やっと駈けつけた小学生の一団も、犬が不思議なものをくわえて行くのを見た。
「何かくわえて行ったぞ」
「へんなものが、火星人の胴から出たんだそうだ。あれは皆、ぼくたちのだから、あの犬からうばい返せ!」
そこで、小学生の一団は、大きな犬――それは多分、グレートデーンと言う種類の犬だと思われた――その大きな犬のあとを追いかけた。だが、犬はどこへ逃げこんでしまったか、なかなか行方は知れなかった。犬のくわえて行ったあの不思議なゴムだこの正体も、結局、何が何だかわからなくなった。ただ、人々の記憶に残ったのは、火星人の胴がこわれたこと、そうして胴中から、へんなゴムだこみたいなものが飛出したこと――この二つだった。

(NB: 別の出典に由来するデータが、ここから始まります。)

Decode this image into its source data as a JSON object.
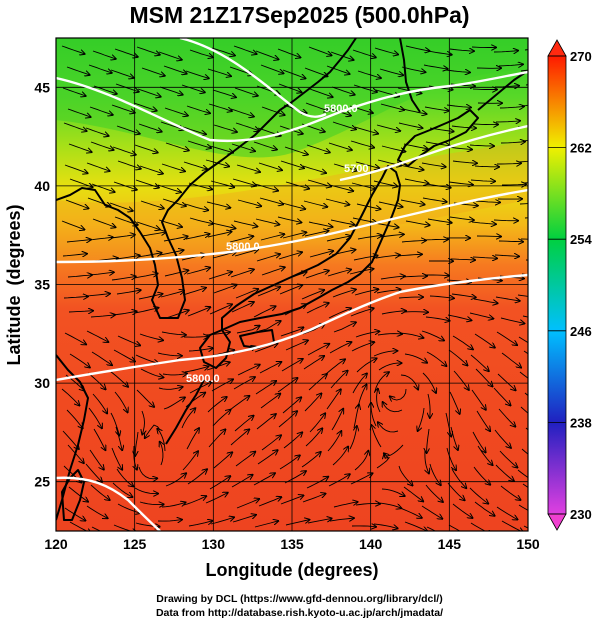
{
  "title": "MSM 21Z17Sep2025 (500.0hPa)",
  "x_axis": {
    "label": "Longitude (degrees)",
    "range": [
      120,
      150
    ],
    "ticks": [
      120,
      125,
      130,
      135,
      140,
      145,
      150
    ]
  },
  "y_axis": {
    "label": "Latitude  (degrees)",
    "range": [
      22.5,
      47.5
    ],
    "ticks": [
      25,
      30,
      35,
      40,
      45
    ]
  },
  "colorbar": {
    "range": [
      230,
      270
    ],
    "ticks": [
      230,
      238,
      246,
      254,
      262,
      270
    ],
    "colors": [
      "#e040e0",
      "#2020c0",
      "#00c0ff",
      "#00d040",
      "#f0f000",
      "#ff1a00"
    ]
  },
  "contours": {
    "color": "#ffffff",
    "labels": [
      "5800.0",
      "5700",
      "5800.0",
      "5800.0"
    ]
  },
  "credits": {
    "line1": "Drawing by DCL (https://www.gfd-dennou.org/library/dcl/)",
    "line2": "Data from http://database.rish.kyoto-u.ac.jp/arch/jmadata/"
  }
}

大きな犬がくわえていったゴムだこみたいなものは、その後どうなったか、誰も知らない。
その時の小学生たちは、そのゴムだこのことなどがあきらめきれず、いつもそのことを話し合う。
「あのゴムだこは、どうしたんだろうね」
「ああ、あのゴムだこをくわえていったの、大きな犬だね」
「グレートデーンという犬だろう、あの犬は」
「うん。そんなことは、どうでもいいんだ。僕はあの犬をきのう見たよ」
「えっ、見たかい、それでどうしたの。ゴムだこをくわえていなかったかい」
「だめだめ。そんなにいつまでも、ゴムだこを、くわえてなんか、いるもんか。でも、どこかにくわえていって、埋めてあるのかも知れないと思ったからね。僕はあの犬のあとをしばらくつけてみたよ」
「そうかい。犬のあとをつけたのかい。そうして、どうだったい。ゴムだこを埋めてあるところが、わかったかい」
「いや、それもだめさ。あの犬はごみためばかりあさって歩いたが、ゴムだこを埋めてあるようなところへはいかなかったよ」
「へんだね」
「全くおかしいね。第一、あんなりっぱな犬が、ごみためばかりあさるのはおかしいよ。だって、あの犬は三、四百円もする高い犬なんだぜ。飼主が食べ物をやらないはずはない」
「そんなことは、わかりゃしない。モロー彗星が地球と衝突する日が近づいているんだ。どんなりっぱな犬でも、犬のことなんか、かまっていられないよ」
「なるほど、それもそうだね」
「それより、僕は、あのゴムだこについて不思議に思うことがあるんだ」
「えっ、不思議に思うって、何がさ。……」
小学生たちの話は、なおもつづいた。